DOI: https://doie.org/10.0612/Jbse.2024946272
Avinash S Joshi, Dr. Gopal A. Bidkar
Machine learning; channel estimation; MIMO-OFDM; frequency selective channels
The system performance of wireless networks heavily relies on channel estimation. Moreover, the application of deep learning has shown substantial advancements in improving communication reliability and decreasing the computational complexity of 5G and beyond networks. While least squares (LS) estimation is widely employed for obtaining channel estimates due to its cost-effectiveness and independence from prior statistical information about the channel, it is associated with a relatively high estimation error. The presented paper suggests a novel channel estimation framework leveraging deep learning to enhance the accuracy of channel estimates obtained through the least squares (LS) approach.
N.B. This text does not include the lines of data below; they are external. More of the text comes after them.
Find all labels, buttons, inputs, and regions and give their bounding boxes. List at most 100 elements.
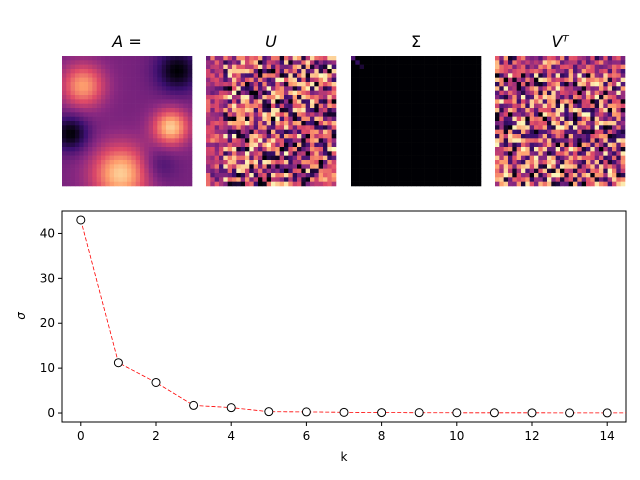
- matrix-cell: [105, 77, 110, 83]
- matrix-cell: [210, 125, 215, 130]
- matrix-cell: [266, 90, 272, 96]
- matrix-cell: [206, 138, 211, 143]
- matrix-cell: [153, 103, 158, 109]
- matrix-cell: [394, 77, 399, 83]
- matrix-cell: [442, 177, 447, 182]
- matrix-cell: [560, 103, 565, 109]
- matrix-cell: [232, 147, 237, 152]
- matrix-cell: [455, 60, 460, 65]
- matrix-cell: [368, 160, 373, 165]
- matrix-cell: [433, 116, 438, 122]
- matrix-cell: [612, 151, 617, 156]
- matrix-cell: [403, 73, 408, 78]
- matrix-cell: [355, 160, 360, 165]
- matrix-cell: [166, 90, 171, 96]
- matrix-cell: [236, 77, 241, 83]
- matrix-cell: [516, 56, 522, 61]
- matrix-cell: [385, 82, 391, 87]
- matrix-cell: [161, 95, 167, 100]
- matrix-cell: [429, 112, 434, 117]
- matrix-cell: [262, 129, 267, 135]
- matrix-cell: [236, 168, 241, 174]
- matrix-cell: [442, 99, 447, 104]
- matrix-cell: [297, 121, 302, 126]
- matrix-cell: [495, 181, 500, 187]
- matrix-cell: [96, 173, 102, 178]
- matrix-cell: [534, 95, 539, 100]
- matrix-cell: [351, 177, 356, 182]
- matrix-cell: [66, 64, 71, 70]
- matrix-cell: [187, 142, 193, 148]
- matrix-cell: [232, 73, 237, 78]
- matrix-cell: [144, 129, 149, 135]
- matrix-cell: [266, 108, 272, 113]
- matrix-cell: [101, 56, 106, 61]
- matrix-cell: [323, 77, 328, 83]
- matrix-cell: [210, 60, 215, 65]
- matrix-cell: [407, 151, 412, 156]
- matrix-cell: [512, 168, 517, 174]
- matrix-cell: [472, 112, 477, 117]
- matrix-cell: [616, 138, 621, 143]
- matrix-cell: [403, 138, 408, 143]
- matrix-cell: [262, 82, 267, 87]
- matrix-cell: [411, 95, 417, 100]
- matrix-cell: [271, 138, 276, 143]
- matrix-cell: [450, 99, 456, 104]
- matrix-cell: [433, 147, 438, 152]
- matrix-cell: [206, 73, 211, 78]
- matrix-cell: [459, 112, 464, 117]
- matrix-cell: [590, 77, 595, 83]
- matrix-cell: [512, 60, 517, 65]
- matrix-cell: [564, 147, 569, 152]
- matrix-cell: [476, 90, 482, 96]
- matrix-cell: [214, 95, 220, 100]
- matrix-cell: [266, 86, 272, 91]
- matrix-cell: [314, 155, 319, 161]
- matrix-cell: [105, 112, 110, 117]
- matrix-cell: [551, 142, 556, 148]
- matrix-cell: [135, 73, 141, 78]
- matrix-cell: [174, 129, 180, 135]
- matrix-cell: [79, 99, 84, 104]
- matrix-cell: [271, 60, 276, 65]
- matrix-cell: [105, 125, 110, 130]
- matrix-cell: [442, 103, 447, 109]
- matrix-cell: [288, 69, 293, 74]
- matrix-cell: [292, 112, 298, 117]
- matrix-cell: [70, 134, 76, 139]
- matrix-cell: [521, 129, 526, 135]
- matrix-cell: [179, 147, 184, 152]
- matrix-cell: [275, 108, 280, 113]
- matrix-cell: [135, 151, 141, 156]
- matrix-cell: [372, 160, 378, 165]
- matrix-cell: [398, 151, 404, 156]
- matrix-cell: [179, 60, 184, 65]
- matrix-cell: [446, 125, 451, 130]
- matrix-cell: [433, 77, 438, 83]
- matrix-cell: [573, 86, 578, 91]
- matrix-cell: [607, 77, 613, 83]
- matrix-cell: [463, 64, 469, 70]
- matrix-cell: [403, 82, 408, 87]
- matrix-cell: [577, 116, 582, 122]
- matrix-cell: [66, 121, 71, 126]
- matrix-cell: [75, 155, 80, 161]
- matrix-cell: [92, 86, 97, 91]
- matrix-cell: [144, 138, 149, 143]
- matrix-cell: [442, 173, 447, 178]
- matrix-cell: [240, 86, 246, 91]
- matrix-cell: [620, 168, 626, 174]
- matrix-cell: [88, 168, 93, 174]
- matrix-cell: [355, 112, 360, 117]
- matrix-cell: [364, 125, 369, 130]
- matrix-cell: [594, 95, 600, 100]
- matrix-cell: [327, 125, 332, 130]
- matrix-cell: [368, 56, 373, 61]
- matrix-cell: [534, 164, 539, 169]
- matrix-cell: [503, 125, 509, 130]
- matrix-cell: [210, 112, 215, 117]
- matrix-cell: [101, 160, 106, 165]
- matrix-cell: [420, 82, 425, 87]
- matrix-cell: [206, 69, 211, 74]
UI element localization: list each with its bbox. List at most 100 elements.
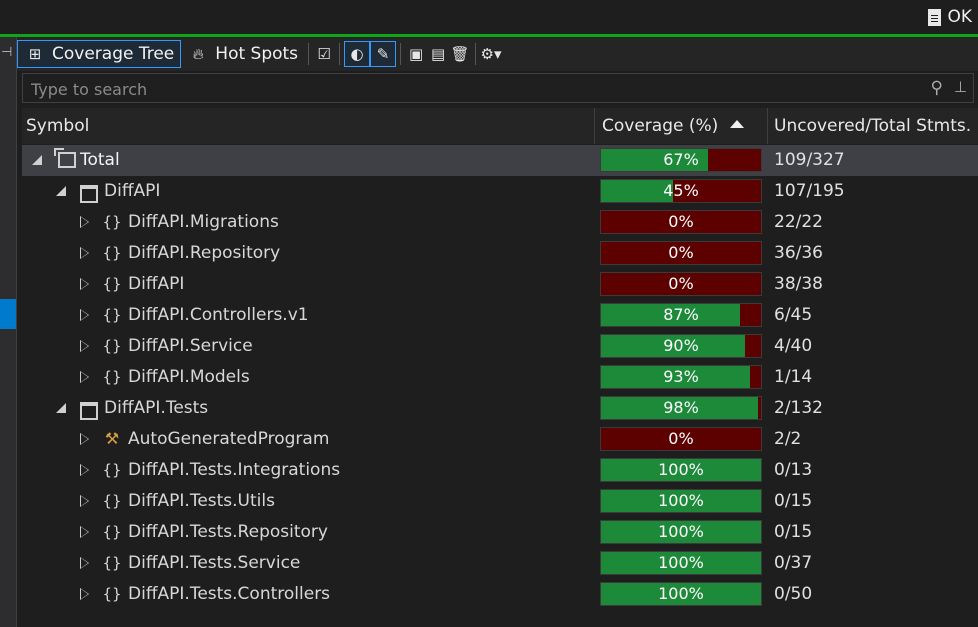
- coverage-tree-icon: ⊞: [28, 45, 42, 63]
- coverage-percent: 0%: [668, 243, 694, 262]
- expanded-arrow-icon[interactable]: [32, 155, 42, 165]
- coverage-column-header[interactable]: Coverage (%): [602, 108, 745, 144]
- row-label: DiffAPI.Migrations: [128, 212, 279, 232]
- coverage-bar-fill: [601, 490, 761, 512]
- namespace-icon: {}: [102, 337, 122, 355]
- uncovered-total-stmts: 6/45: [774, 305, 813, 325]
- group-by-icon[interactable]: ☑: [317, 45, 331, 63]
- marker-icon[interactable]: ✎: [370, 41, 397, 67]
- coverage-bar-fill: [601, 180, 673, 202]
- delete-icon[interactable]: 🗑︎: [450, 45, 470, 63]
- coverage-percent: 87%: [663, 305, 699, 324]
- row-label: DiffAPI.Tests: [104, 398, 209, 418]
- row-label: DiffAPI.Tests.Service: [128, 553, 301, 573]
- toolbar-separator: [400, 43, 402, 65]
- hot-spots-button[interactable]: 🔥︎ Hot Spots: [181, 41, 304, 67]
- uncovered-total-stmts: 107/195: [774, 181, 845, 201]
- tree-row[interactable]: {} DiffAPI.Tests.Repository 100% 0/15: [22, 517, 978, 548]
- collapsed-arrow-icon[interactable]: [80, 464, 89, 476]
- assembly-icon: [80, 185, 98, 203]
- uncovered-total-stmts: 2/2: [774, 429, 802, 449]
- namespace-icon: {}: [102, 554, 122, 572]
- tree-row[interactable]: {} DiffAPI.Tests.Service 100% 0/37: [22, 548, 978, 579]
- column-divider[interactable]: [767, 108, 768, 144]
- namespace-icon: {}: [102, 275, 122, 293]
- coverage-percent: 45%: [663, 181, 699, 200]
- coverage-bar: 0%: [600, 241, 762, 265]
- collapsed-arrow-icon[interactable]: [80, 247, 89, 259]
- left-strip-selected-tab[interactable]: [0, 299, 16, 329]
- title-bar: OK: [0, 0, 978, 34]
- settings-dropdown-icon[interactable]: ⚙▾: [480, 45, 502, 63]
- coverage-bar-fill: [601, 304, 741, 326]
- coverage-bar-fill: [601, 335, 745, 357]
- tree-row[interactable]: {} DiffAPI 0% 38/38: [22, 269, 978, 300]
- coverage-bar-fill: [601, 149, 709, 171]
- collapsed-arrow-icon[interactable]: [80, 433, 89, 445]
- collapsed-arrow-icon[interactable]: [80, 278, 89, 290]
- collapsed-arrow-icon[interactable]: [80, 309, 89, 321]
- tree-row[interactable]: {} DiffAPI.Migrations 0% 22/22: [22, 207, 978, 238]
- coverage-bar: 100%: [600, 582, 762, 606]
- row-label: DiffAPI.Tests.Repository: [128, 522, 328, 542]
- tree-row[interactable]: {} DiffAPI.Tests.Integrations 100% 0/13: [22, 455, 978, 486]
- tree-row[interactable]: {} DiffAPI.Tests.Controllers 100% 0/50: [22, 579, 978, 610]
- collapsed-arrow-icon[interactable]: [80, 557, 89, 569]
- coverage-bar: 93%: [600, 365, 762, 389]
- toolbar-separator: [475, 43, 477, 65]
- pin-icon[interactable]: ⊥: [953, 78, 967, 96]
- expanded-arrow-icon[interactable]: [56, 403, 66, 413]
- collapsed-arrow-icon[interactable]: [80, 371, 89, 383]
- collapsed-arrow-icon[interactable]: [80, 588, 89, 600]
- coverage-percent: 93%: [663, 367, 699, 386]
- symbol-column-header[interactable]: Symbol: [26, 116, 90, 136]
- coverage-percent: 0%: [668, 212, 694, 231]
- highlight-icon[interactable]: ◐: [344, 41, 371, 67]
- row-label: DiffAPI.Repository: [128, 243, 281, 263]
- uncovered-total-stmts: 4/40: [774, 336, 813, 356]
- total-icon: [54, 148, 76, 168]
- tree-row[interactable]: DiffAPI 45% 107/195: [22, 176, 978, 207]
- save-icon[interactable]: ▣: [408, 45, 424, 63]
- open-folder-icon[interactable]: ▤: [430, 45, 446, 63]
- stmts-column-header[interactable]: Uncovered/Total Stmts.: [774, 116, 972, 136]
- tree-row[interactable]: Total 67% 109/327: [22, 145, 978, 176]
- search-box[interactable]: ⚲ ⊥: [22, 73, 974, 103]
- uncovered-total-stmts: 36/36: [774, 243, 823, 263]
- assembly-icon: [80, 402, 98, 420]
- coverage-tree-button[interactable]: ⊞ Coverage Tree: [17, 40, 182, 68]
- search-input[interactable]: [29, 77, 913, 101]
- tree-row[interactable]: {} DiffAPI.Tests.Utils 100% 0/15: [22, 486, 978, 517]
- class-icon: ⚒: [104, 429, 120, 448]
- ok-label: OK: [947, 7, 972, 27]
- ok-button[interactable]: OK: [928, 7, 972, 27]
- expanded-arrow-icon[interactable]: [56, 186, 66, 196]
- tree-row[interactable]: {} DiffAPI.Repository 0% 36/36: [22, 238, 978, 269]
- namespace-icon: {}: [102, 523, 122, 541]
- hot-spots-label: Hot Spots: [215, 44, 299, 64]
- uncovered-total-stmts: 109/327: [774, 150, 845, 170]
- tree-row[interactable]: {} DiffAPI.Models 93% 1/14: [22, 362, 978, 393]
- collapsed-arrow-icon[interactable]: [80, 495, 89, 507]
- tree-row[interactable]: DiffAPI.Tests 98% 2/132: [22, 393, 978, 424]
- collapsed-arrow-icon[interactable]: [80, 216, 89, 228]
- uncovered-total-stmts: 22/22: [774, 212, 823, 232]
- collapsed-arrow-icon[interactable]: [80, 340, 89, 352]
- coverage-bar: 100%: [600, 520, 762, 544]
- namespace-icon: {}: [102, 306, 122, 324]
- coverage-bar-fill: [601, 459, 761, 481]
- collapsed-arrow-icon[interactable]: [80, 526, 89, 538]
- tree-row[interactable]: ⚒ AutoGeneratedProgram 0% 2/2: [22, 424, 978, 455]
- accent-line: [0, 34, 978, 37]
- namespace-icon: {}: [102, 585, 122, 603]
- pin-icon[interactable]: ⊣: [1, 45, 13, 60]
- column-divider[interactable]: [594, 108, 595, 144]
- tree-row[interactable]: {} DiffAPI.Controllers.v1 87% 6/45: [22, 300, 978, 331]
- namespace-icon: {}: [102, 368, 122, 386]
- namespace-icon: {}: [102, 213, 122, 231]
- row-label: Total: [80, 150, 120, 170]
- tree-row[interactable]: {} DiffAPI.Service 90% 4/40: [22, 331, 978, 362]
- uncovered-total-stmts: 38/38: [774, 274, 823, 294]
- search-options-icon[interactable]: ⚲: [930, 78, 943, 98]
- uncovered-total-stmts: 0/15: [774, 522, 813, 542]
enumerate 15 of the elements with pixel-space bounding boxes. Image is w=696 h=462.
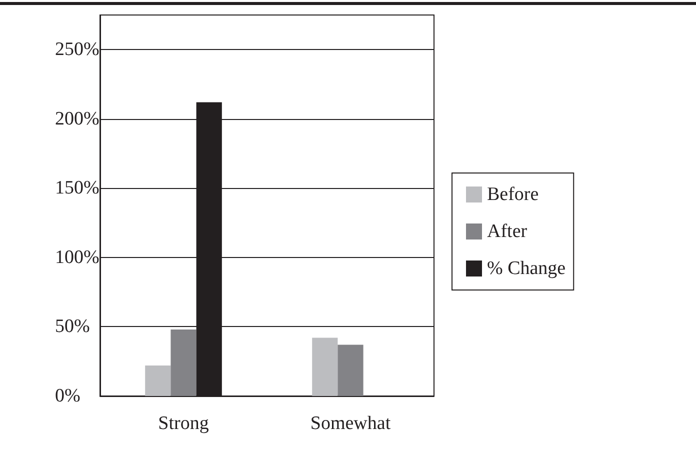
y-tick-label: 150%	[55, 178, 100, 199]
legend-label: Before	[487, 184, 539, 205]
y-tick-label: 50%	[55, 316, 90, 338]
legend-label: After	[487, 221, 528, 242]
y-tick-label: 0%	[55, 386, 80, 406]
x-tick-label: Strong	[158, 413, 210, 434]
y-tick-label: 200%	[55, 108, 100, 130]
x-tick-label: Somewhat	[310, 413, 392, 434]
y-tick-label: 100%	[55, 246, 100, 268]
bar	[338, 344, 364, 396]
bar	[145, 366, 171, 396]
y-tick-label: 250%	[55, 39, 100, 60]
bar	[170, 330, 196, 396]
legend-label: % Change	[487, 258, 566, 279]
bar	[312, 338, 338, 396]
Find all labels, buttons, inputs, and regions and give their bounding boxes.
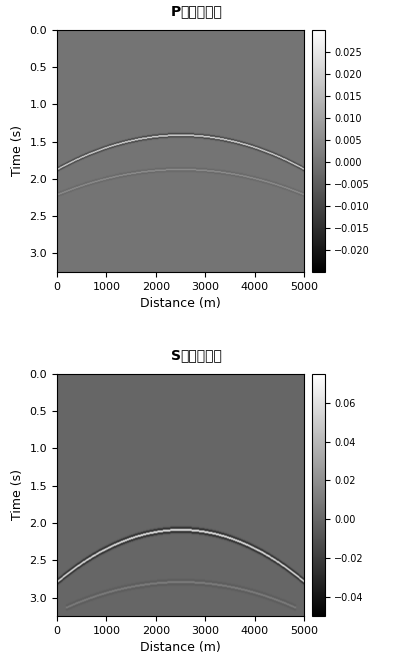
- Y-axis label: Time (s): Time (s): [11, 125, 24, 177]
- Text: P: P: [170, 5, 180, 18]
- Text: 波地震记录: 波地震记录: [180, 349, 222, 363]
- Y-axis label: Time (s): Time (s): [11, 469, 24, 521]
- X-axis label: Distance (m): Distance (m): [140, 641, 220, 654]
- Text: 波地震记录: 波地震记录: [180, 5, 222, 18]
- Text: S: S: [170, 349, 180, 363]
- X-axis label: Distance (m): Distance (m): [140, 297, 220, 310]
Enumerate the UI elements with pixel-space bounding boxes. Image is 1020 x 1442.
The objective is realized by employing a MIMO (multiple-input multiple-output) system with a multi-path channel profile, simulating scenarios in 5G and beyond networks, considering the level of mobility indicated by Doppler effects. The construction of the system model is applicable to any number of transceiver antennas, and the machine learning module is designed to be versatile, allowing the utilization of various neural network architectures. The numerical findings illustrate the effectiveness of the newly introduced deep learning-based channel estimation framework compared to conventional methods widely employed in prior research. Furthermore, among the examined artificial neural network architectures, bidirectional long short-term memory exhibits the highest quality in channel estimation and the lowest bit error ratio.